A major rise in social engineering has been seen over the past few months, mostly using very standard attack tactics.
Speaking to Infosecurity, Check Point head of incident response Dan Wiley said that in mid-market businesses you see a lot less advanced persistent threat (APT) level attacks and nation-sponsored hacking, but you see a lot more ransomware and malware, and a lot more extortion, and they are similar as they are larger in scope.
“We are seeing a large uptick, and in December we saw a lot more cases in pure social engineering and no malware whatsoever,” he said. “We are working with a company who had outsourced all of their email and they called us and said ‘we’ve lost $3-4M and can you help us trace it?’
“Ultimately what had happened is someone had stolen one of the financial guys’ credentials, logged into the portal, logged in as the person and scraped the entire customer base and sent an email to all of the customers and said ‘our bank routing information has changed, please change your accounts payable’. No one caught the email as it was from a trusted account and they lost $3-4M.”

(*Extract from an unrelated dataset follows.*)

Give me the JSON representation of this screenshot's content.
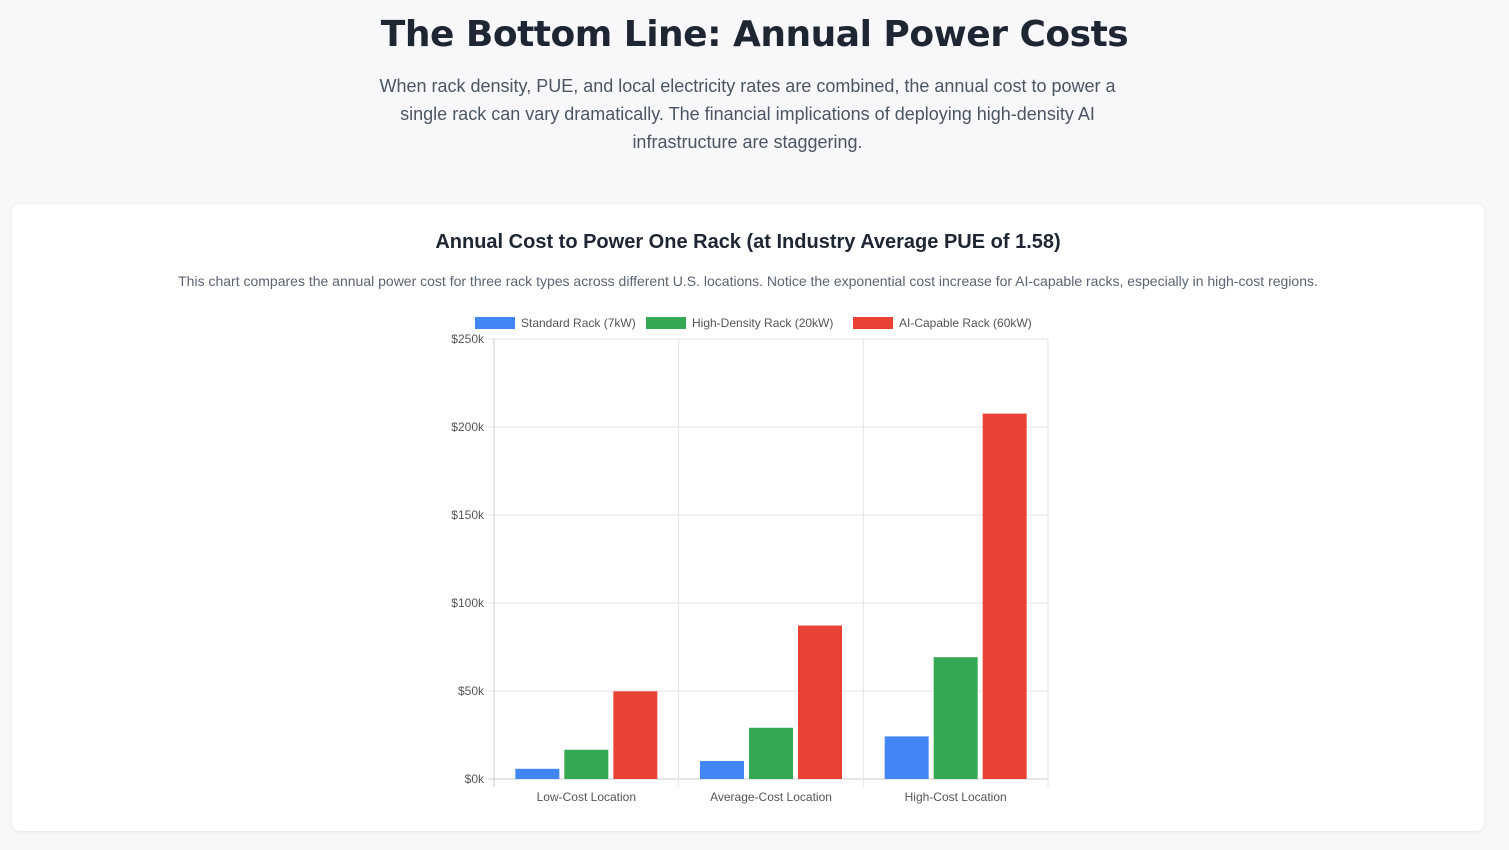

Wiley said that this was a watering hole attack that got the credentials, and he predicted that attackers are going after the applications that use the cloud and as there is no consolidated view, there is no control but the provider that is giving you the service and authentication is a major issue.
“Forensics in reviewing the case is very difficult, so we will see that this year – a significant uptick in terms of those avenues,” he said. “The next generation of hacking is much more social, and the attackers are going after Facebook and LinkedIn and understanding the social dynamics of your virtual reality.”
Wiley said that most organizations do not realize that they are pawns in a bigger game as there was a veil of protection, and now you’re in a game that you may not want to play. “All the strange conspiracy theories, you could be part of it,” he said.
Asked how attackers get in, Wiley said that with Amazon you can have two-factor authentication to verify your identity, but if you call customer service they will reset your password to whatever the attacker wants. “The attackers are looking for every single angle from a social aspect to modify the credentials or authorized transactions to move the bar a little further to get them to the next social network and once they control the whole playing field they can suddenly be able to elevate privileges to get more and more,” he said.